Tina, apparently, is one of those up and at 'em folks. I want to be like her someday. She's my happy buddy, which isn't as weird or creepy as it sounds. My therapist actually suggested it once. To keep away the demons, he'd said.

Dr. Sheldon took Hart very figuratively. I don't think he ever thought of him as a person or a thing. Just a crazy hallucination in a crazy girl's mind.

Maybe Dr. Sheldon is right?

My foot will not stop shaking as I scroll down my page, waiting for Tina to pop up. I know she has a life and kids and a family and she's never seen me, but still, I need to talk to her. Talking to her makes me feel less insane.

Talking to a person I've never met in a room, by myself, makes me feel
less
insane. Yep, I'm totally normal…

The world is weird.

The shaking of my foot causes the blanket, the one I always have draped over my legs when I'm sitting at my desk, to fall toward the floor.
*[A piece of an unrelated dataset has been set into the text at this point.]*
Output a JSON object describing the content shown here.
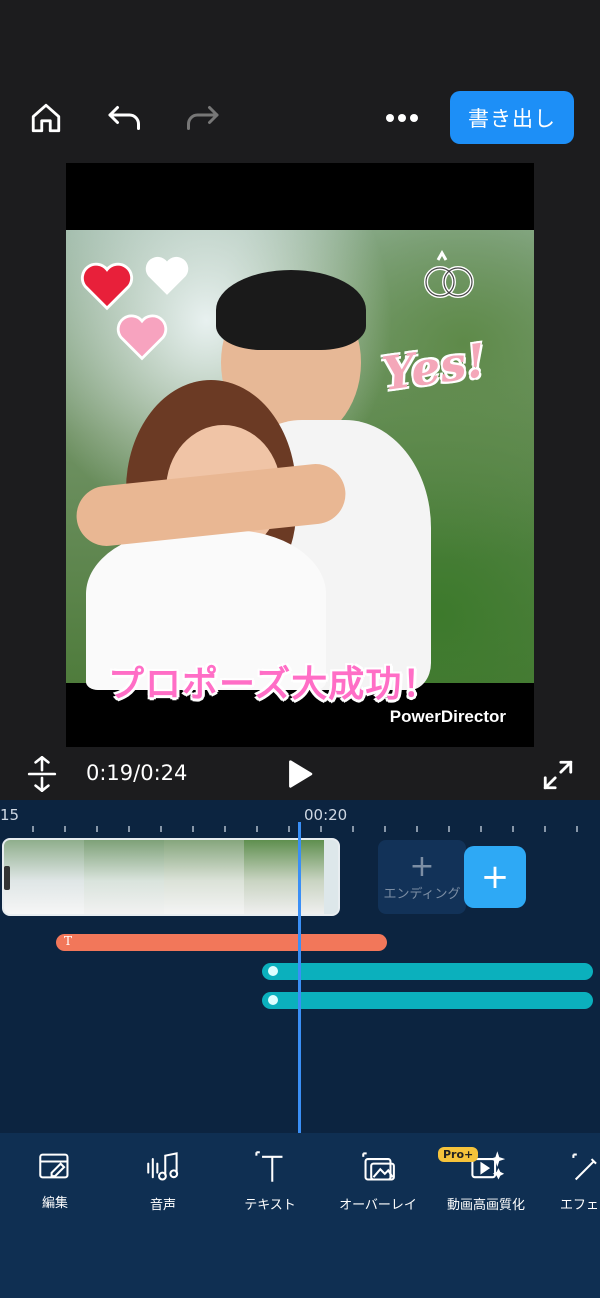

Thanks to my lightning quick reflexes, I grab it before it crashes to the floor and pull it back to its upright position.

I'm freezing.

Then again, I'm always freezing. Always. I can't ever remember a time when I felt warm. I totally blame Hart—even if he has nothing to do with it. The doctor, an actual medical doctor, said she thinks it's some kind of hormone imbalance. At eighteen?

I'm falling apart.

Because I needed something else to break me.

I don't care though. Not really. I can just keep a blanket on me and live in a world of denial where everybody is cold, and the hot or warm ones are mutants. It would be totally awesome if I were the normal person in the world and everybody else were the freaks. It would make my life.

Anyway…

@tinaM Mornin' Nothing much. Getting ready to head out. You? Everything okay? Did you sleep well last night?

Loaded question. I place my fingers on the keyboard to type out my usual: "I slept fine. I'm fine. Everything's fine. Peachy. Awesome. Couldn't be better." But I freeze. Those words mean nothing to me. They sound like someone who is moving through the motions but her heart isn't in it. And it's not. Not really. I feel deflated. I thought Hart was gone, but he's back. I thought I'd be able to have an awesome life in Crimson Ridge living on my own with Sam. I thought a lot of things. I thought wrong.

"I'm fine" is what humans say to each other if they are dying. Because we are polite and think our problems are nobody else's problems. They are hurting worse than us—or someone in the world always is—so we shouldn't complain. We shouldn't tell anybody what's bothering us. Not at all. Never. In the scheme of things, it isn't important. We aren't important.